Malema's outburst came few days after Lamola released a statement warning youth league members against supporting Malema in his upcoming money laundering case.
Meanwhile, former ANC Youth League spin-doctor and national executive committee member Floyd Shivhambu has called for cool heads to prevail between the so-called economic freedom fighters and the league.
Shivhambu, a close ally of Malema called on Lamola and Malema to abandon their petty differences "to ensure an important step forward towards the attainment of economic freedom".
"An immediate threat to the struggle for economic freedom in our lifetime is disunity of the fighting forces and such disunity can be nipped in the bud. As the two most senior commanders in the struggle for economic freedom in our lifetime, both president Julius Malema and deputy president Ronald Lamola carry the responsibility and obligation of this generation to guide all progressive forces towards victory in the war for economic freedom in our lifetime.
"Tactical blunders and mistakes, which include miscommunication, have potential to throw confusion among economic freedom fighters and disorganise the struggle for total economic emancipation. These two leaders of the movement should internalise it within themselves that on their shoulders rest a massive burden to lead the struggle for the emancipation of so many young people who are hopeless and dejected due to problems of the post democratic dispensation," Shivambu said.
He warned that the infighting between youth league leaders ahead of the ANC's crucial elective conference was likely to weaken those who are calling for leadership and policy change.

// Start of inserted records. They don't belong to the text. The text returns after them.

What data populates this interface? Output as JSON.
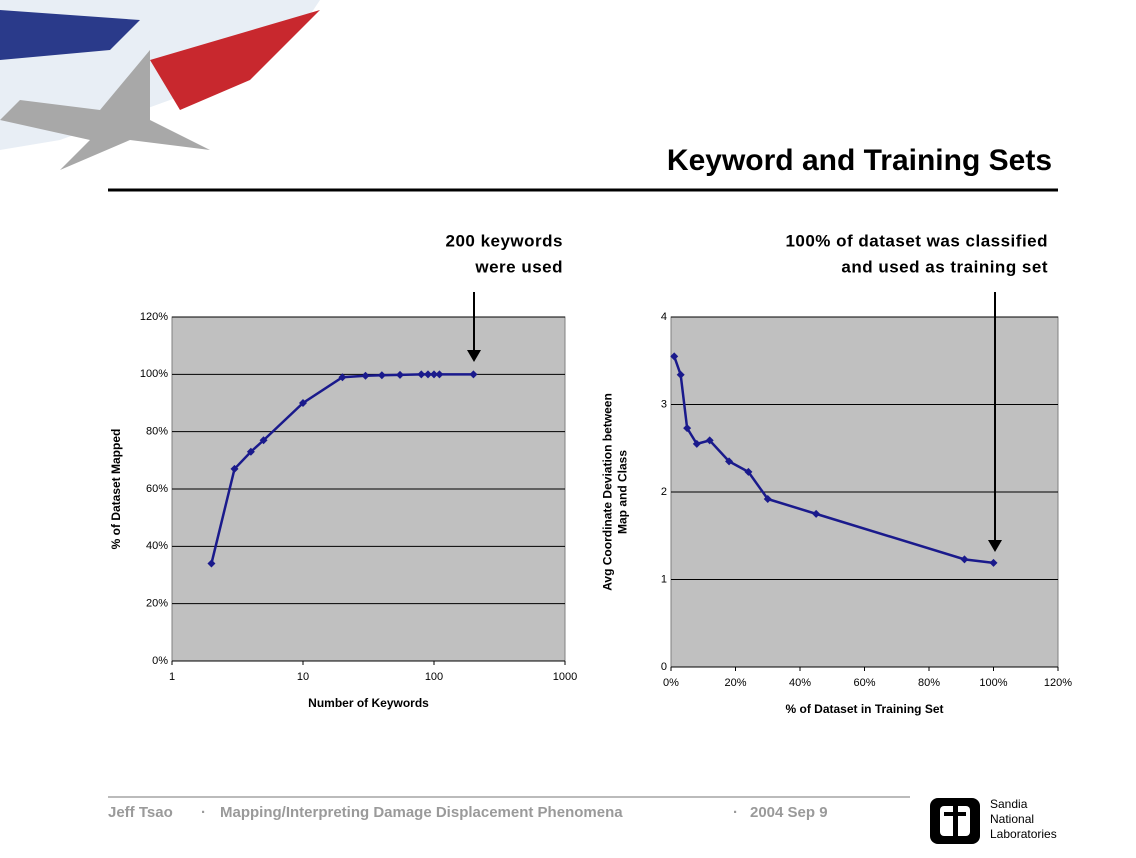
{
  "slide": {
    "title": "Keyword and Training Sets",
    "footer": {
      "author": "Jeff Tsao",
      "topic": "Mapping/Interpreting Damage Displacement Phenomena",
      "date": "2004 Sep 9"
    },
    "logo": [
      "Sandia",
      "National",
      "Laboratories"
    ]
  },
  "chart_data": [
    {
      "type": "line",
      "xscale": "log",
      "annotation": [
        "200 keywords",
        "were used"
      ],
      "xlabel": "Number of Keywords",
      "ylabel": [
        "% of Dataset Mapped"
      ],
      "x": [
        2,
        3,
        4,
        5,
        10,
        20,
        30,
        40,
        55,
        80,
        90,
        100,
        110,
        200
      ],
      "values": [
        34,
        67,
        73,
        77,
        90,
        99,
        99.5,
        99.7,
        99.8,
        100,
        100,
        100,
        100,
        100
      ],
      "color": "#1a1a8c",
      "xlim": [
        1,
        1000
      ],
      "xticks": [
        1,
        10,
        100,
        1000
      ],
      "ylim": [
        0,
        120
      ],
      "yticks": [
        {
          "value": 0,
          "label": "0%"
        },
        {
          "value": 20,
          "label": "20%"
        },
        {
          "value": 40,
          "label": "40%"
        },
        {
          "value": 60,
          "label": "60%"
        },
        {
          "value": 80,
          "label": "80%"
        },
        {
          "value": 100,
          "label": "100%"
        },
        {
          "value": 120,
          "label": "120%"
        }
      ],
      "grid": true
    },
    {
      "type": "line",
      "xscale": "linear",
      "annotation": [
        "100% of dataset was classified",
        "and used as training set"
      ],
      "xlabel": "% of Dataset in Training Set",
      "ylabel": [
        "Avg Coordinate Deviation between",
        "Map and Class"
      ],
      "x": [
        1,
        3,
        5,
        8,
        12,
        18,
        24,
        30,
        45,
        91,
        100
      ],
      "values": [
        3.55,
        3.34,
        2.73,
        2.55,
        2.59,
        2.35,
        2.23,
        1.92,
        1.75,
        1.23,
        1.19
      ],
      "color": "#1a1a8c",
      "xlim": [
        0,
        120
      ],
      "xticks": [
        {
          "value": 0,
          "label": "0%"
        },
        {
          "value": 20,
          "label": "20%"
        },
        {
          "value": 40,
          "label": "40%"
        },
        {
          "value": 60,
          "label": "60%"
        },
        {
          "value": 80,
          "label": "80%"
        },
        {
          "value": 100,
          "label": "100%"
        },
        {
          "value": 120,
          "label": "120%"
        }
      ],
      "ylim": [
        0,
        4
      ],
      "yticks": [
        0,
        1,
        2,
        3,
        4
      ],
      "grid": true
    }
  ]
}
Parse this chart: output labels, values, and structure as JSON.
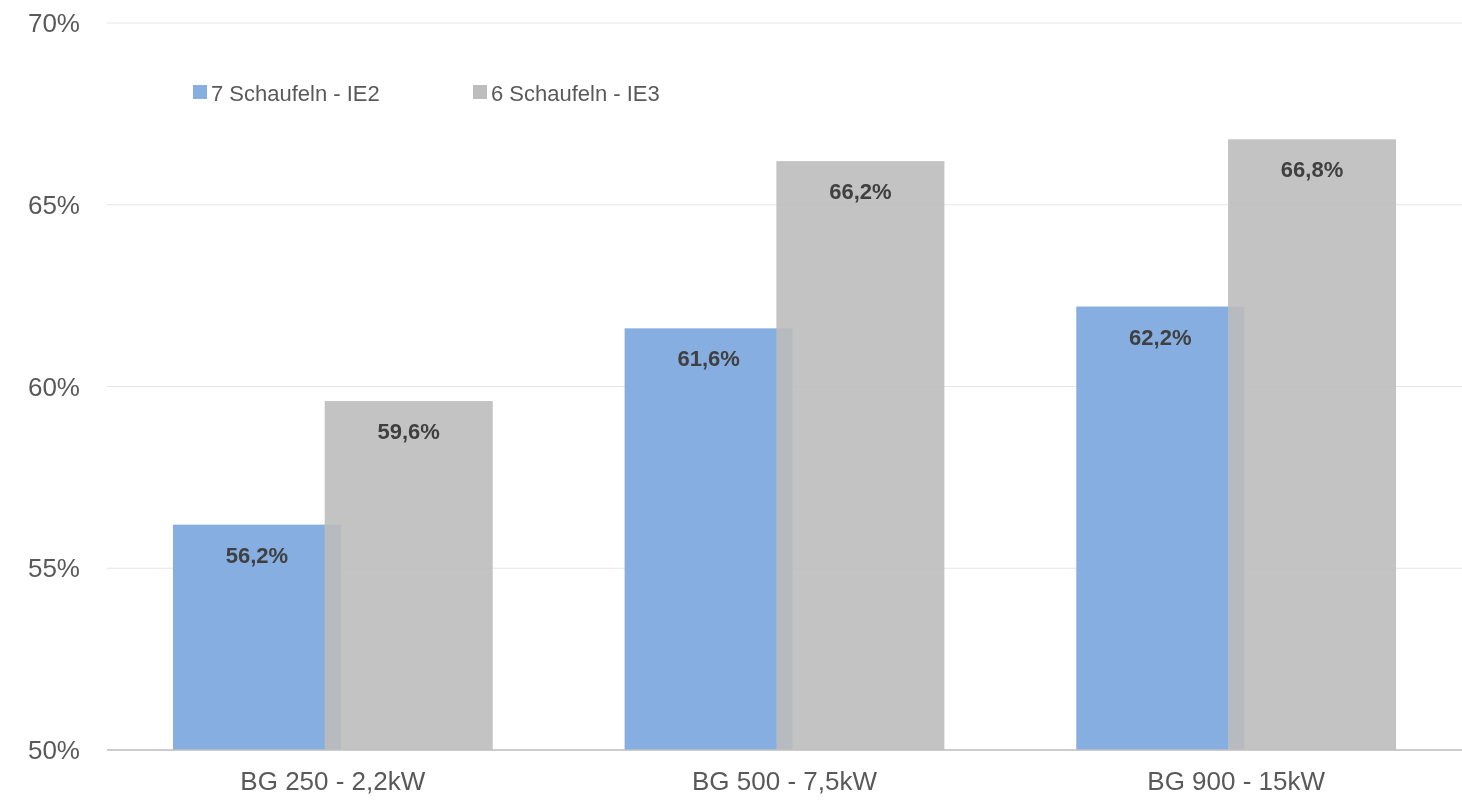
{
  "chart_data": {
    "type": "bar",
    "categories": [
      "BG 250 - 2,2kW",
      "BG 500 - 7,5kW",
      "BG 900 - 15kW"
    ],
    "series": [
      {
        "name": "7 Schaufeln - IE2",
        "color": "#86aee0",
        "values": [
          56.2,
          61.6,
          62.2
        ],
        "value_labels": [
          "56,2%",
          "61,6%",
          "62,2%"
        ]
      },
      {
        "name": "6 Schaufeln - IE3",
        "color": "#bdbdbd",
        "values": [
          59.6,
          66.2,
          66.8
        ],
        "value_labels": [
          "59,6%",
          "66,2%",
          "66,8%"
        ]
      }
    ],
    "ylim": [
      50,
      70
    ],
    "yticks": [
      {
        "value": 50,
        "label": "50%"
      },
      {
        "value": 55,
        "label": "55%"
      },
      {
        "value": 60,
        "label": "60%"
      },
      {
        "value": 65,
        "label": "65%"
      },
      {
        "value": 70,
        "label": "70%"
      }
    ],
    "grid": "y",
    "legend": "top left"
  }
}
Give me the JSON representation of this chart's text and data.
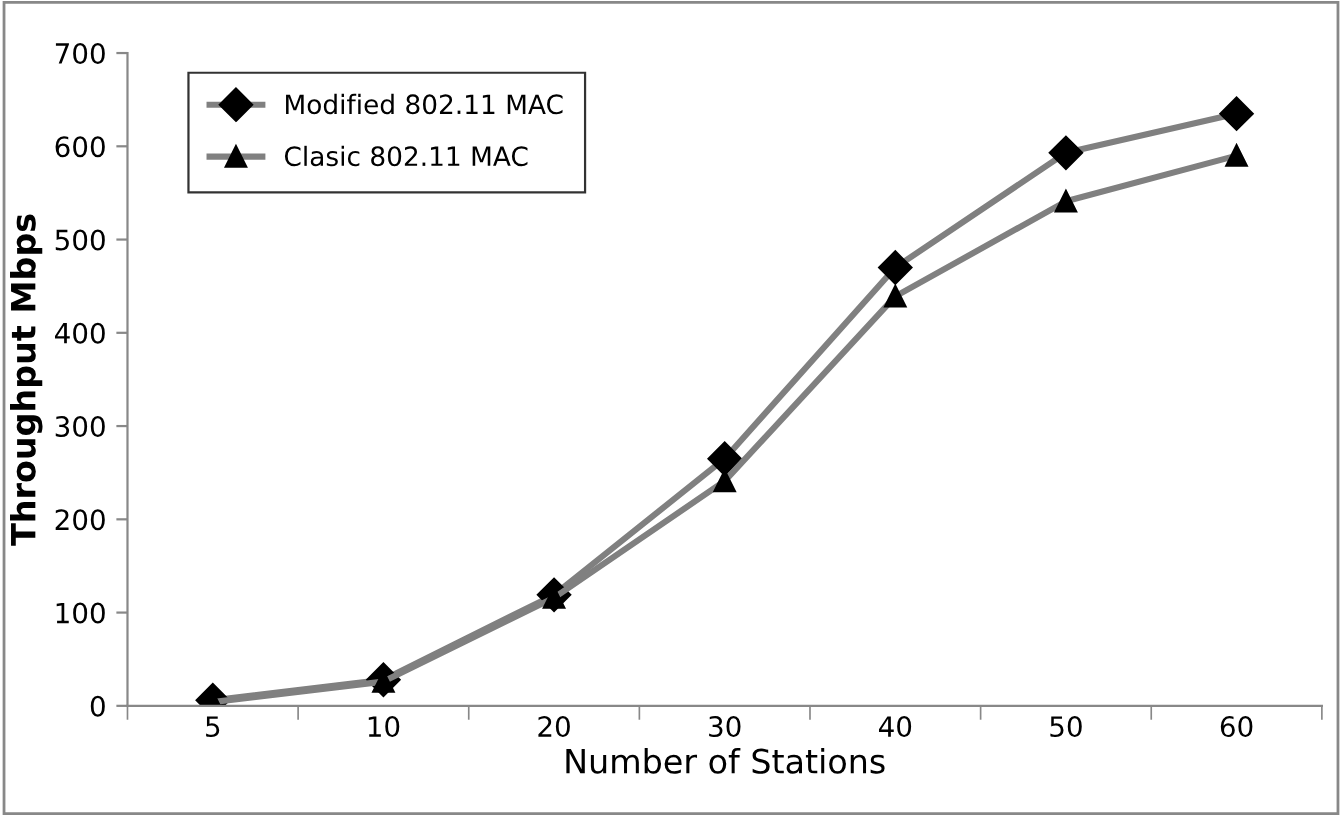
{
  "chart_data": {
    "type": "line",
    "xlabel": "Number of Stations",
    "ylabel": "Throughput Mbps",
    "categories": [
      "5",
      "10",
      "20",
      "30",
      "40",
      "50",
      "60"
    ],
    "series": [
      {
        "name": "Modified 802.11 MAC",
        "color": "#808080",
        "marker": "diamond",
        "values": [
          6,
          28,
          119,
          265,
          470,
          593,
          635
        ]
      },
      {
        "name": "Clasic 802.11 MAC",
        "color": "#808080",
        "marker": "triangle",
        "values": [
          4,
          26,
          116,
          241,
          439,
          541,
          590
        ]
      }
    ],
    "ylim": [
      0,
      700
    ],
    "yticks": [
      0,
      100,
      200,
      300,
      400,
      500,
      600,
      700
    ],
    "grid": false,
    "legend": "top left",
    "line_style": "solid"
  }
}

"The ANC Youth League and the struggle for economic freedom in our lifetime is bigger than all of us and should never be compromised, nor drowned in sounds of tactical differences on what should constitute the change in the 53rd national conference battleground … We need to rise above these differences and unite our people for the common good and avoid playing into the hands of the enemy camp, because the political battles in the ANC are not insignificant," said Shivhambu.